Est-il en relation avec Siddick Islam ? Peroomal Veeren ? «Non», répond Curpen. Un numéro de Veeren a pourtant été en contact avec lui durant deux mois, «et vous niez ?» lâche Lam Shang Leen. «Ou kone, dan prizon, enn telefonn plizier dimounn servi», s’explique Curpen.
Il l’a rencontré à la prison : «Koumansman, ti pe gagn kontak. Apre mo’nn koup kontak.» C’était l’année dernière, réagit Lam Shang Leen. Le témoin brandit de nouveau un «mo pa rapel». Le président de la commission se fait sarcastique : «Ou memwar kourt?» Sada Curpen répond sérieusement : «Mo memwar inpe afekte, inn pas par boukou katastrof.»
«Le grand bluff» ?
Raouf Gulbul l’a défendu, confirme Curpen, mais pas Tisha Shamloll «qui donnait un coup de main». Cette dernière a affirmé à la commission que Curpen avait remis de l’argent qui devait être déposé sur le compte d’un co-détenu. Le témoin dément fermement. «C’est votre parole contre celle de Shamloll», souligne Lam Shang Leen.

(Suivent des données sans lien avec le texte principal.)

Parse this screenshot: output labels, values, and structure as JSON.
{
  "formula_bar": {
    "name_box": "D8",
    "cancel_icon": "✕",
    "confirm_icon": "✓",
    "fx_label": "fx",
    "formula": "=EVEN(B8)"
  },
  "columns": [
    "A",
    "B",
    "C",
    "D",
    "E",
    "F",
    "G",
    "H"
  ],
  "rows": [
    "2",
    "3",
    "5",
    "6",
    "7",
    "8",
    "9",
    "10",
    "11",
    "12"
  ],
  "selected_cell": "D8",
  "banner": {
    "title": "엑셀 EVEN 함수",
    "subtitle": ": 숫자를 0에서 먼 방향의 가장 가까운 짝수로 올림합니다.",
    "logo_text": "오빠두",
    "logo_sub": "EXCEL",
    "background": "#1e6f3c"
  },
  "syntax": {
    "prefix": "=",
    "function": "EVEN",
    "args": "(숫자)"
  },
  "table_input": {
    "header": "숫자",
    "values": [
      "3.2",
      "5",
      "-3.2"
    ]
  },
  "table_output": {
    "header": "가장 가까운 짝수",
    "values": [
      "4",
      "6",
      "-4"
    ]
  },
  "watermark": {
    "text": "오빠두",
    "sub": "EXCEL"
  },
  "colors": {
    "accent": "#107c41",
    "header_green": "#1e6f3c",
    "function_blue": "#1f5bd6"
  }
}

Curpen a-t-il envoyé des messages à l’avocate ? Oui. Mais il n’a pas financé la campagne de Gulbul. «Zame mo’nn donn kas, zame mo’nn donn enn politisien kas», affirme le témoin. Ce n’est pourtant pas ce que laissent comprendre les messages WhatsApp que Me Shamloll a remis à la commission. «Li’nn donn mesaz se ki dan so lintere», des extraits au lieu de l’ensemble des échanges, assène Curpen. Rappelant qu’il est sous serment. Les documents remis, tance Lam Shang Leen, ont «plus de valeur que votre serment. A moins que ce ne soit un grand bluff».
«Nous avons de nombreuses raisons de penser que votre argent provient de sources illégales», assène Ravin Domah. Curpen est «sélectif» sur ce dont il se souvient, ironise Sam Lauthan, le second assesseur de la commission. Qui souligne la «grande influence» du témoin en prison. Le garde-chiourme cité plus tôt a été transféré grâce aux bons soins du témoin, affirme Lauthan : «C’est l’emprise que vous avez sur un système, un système censé protégé la société contre la drogue.»

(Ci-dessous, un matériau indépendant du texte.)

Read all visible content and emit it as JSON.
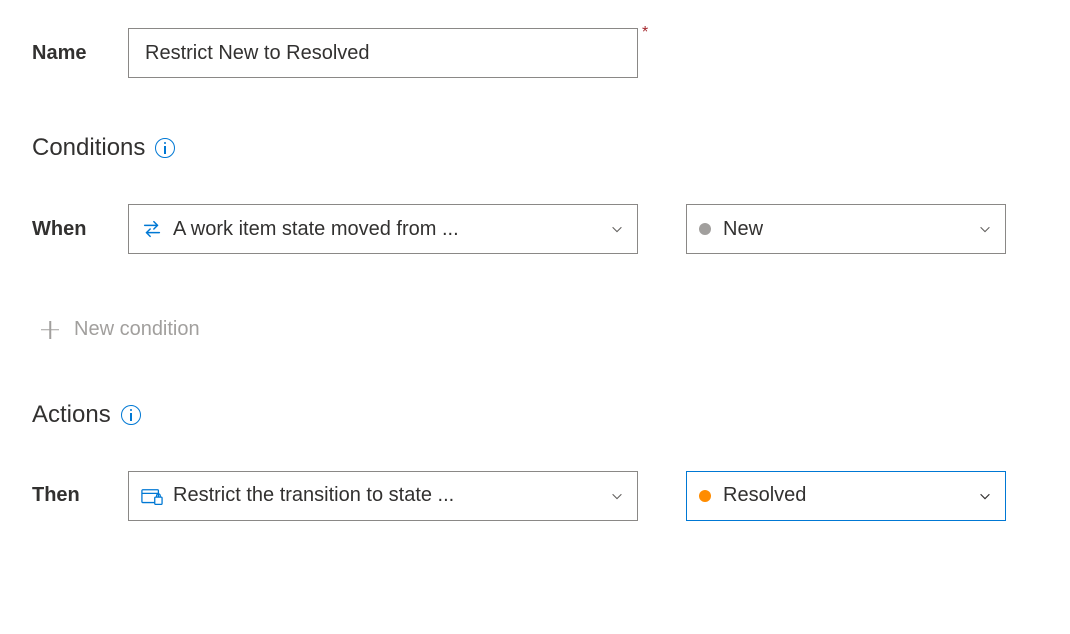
{
  "labels": {
    "name": "Name",
    "when": "When",
    "then": "Then"
  },
  "name_field": {
    "value": "Restrict New to Resolved"
  },
  "sections": {
    "conditions": "Conditions",
    "actions": "Actions"
  },
  "condition": {
    "type_label": "A work item state moved from ...",
    "state_label": "New"
  },
  "add_condition_label": "New condition",
  "action": {
    "type_label": "Restrict the transition to state ...",
    "state_label": "Resolved"
  }
}
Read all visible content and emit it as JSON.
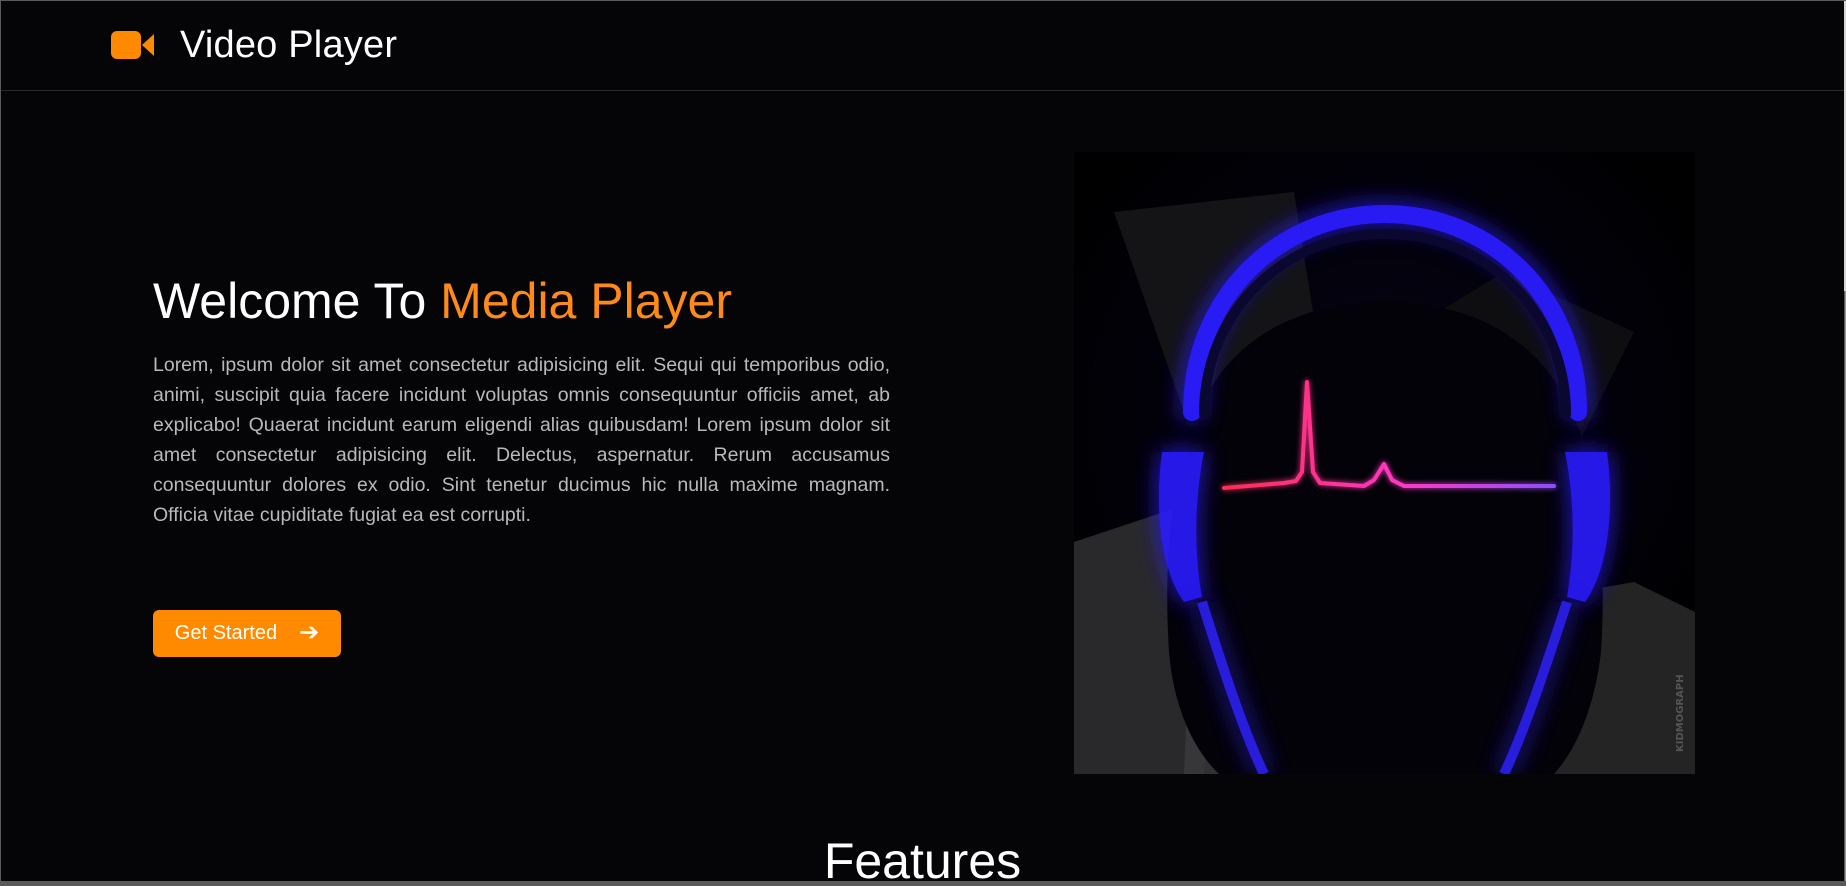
{
  "nav": {
    "brand_title": "Video Player",
    "brand_icon": "video-camera-icon"
  },
  "hero": {
    "title_prefix": "Welcome To ",
    "title_accent": "Media Player",
    "body": "Lorem, ipsum dolor sit amet consectetur adipisicing elit. Sequi qui temporibus odio, animi, suscipit quia facere incidunt voluptas omnis consequuntur officiis amet, ab explicabo! Quaerat incidunt earum eligendi alias quibusdam! Lorem ipsum dolor sit amet consectetur adipisicing elit. Delectus, aspernatur. Rerum accusamus consequuntur dolores ex odio. Sint tenetur ducimus hic nulla maxime magnam. Officia vitae cupiditate fugiat ea est corrupti.",
    "cta_label": "Get Started",
    "cta_icon": "arrow-right-icon",
    "image_watermark": "KIDMOGRAPH"
  },
  "features": {
    "title": "Features"
  },
  "colors": {
    "accent": "#ff8a00",
    "background": "#050406",
    "headphone_glow": "#2e20ff",
    "pulse_start": "#ff2d55",
    "pulse_end": "#8d4dff"
  }
}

«Je suis un homme simple», rétorque Curpen, pour qui les médias sont en cause pour sa réputation.
A-t-il des pressions sur Cindy Legallant pour qu’elle change de version ? lui demande encore Sam Lauthan. Il faudra lui demander, réplique Curpen. Et les documents égarés dans des postes de police ? Le témoin le renvoie à la police.
Curpen a quinze jours pour justifier la source de ses revenus.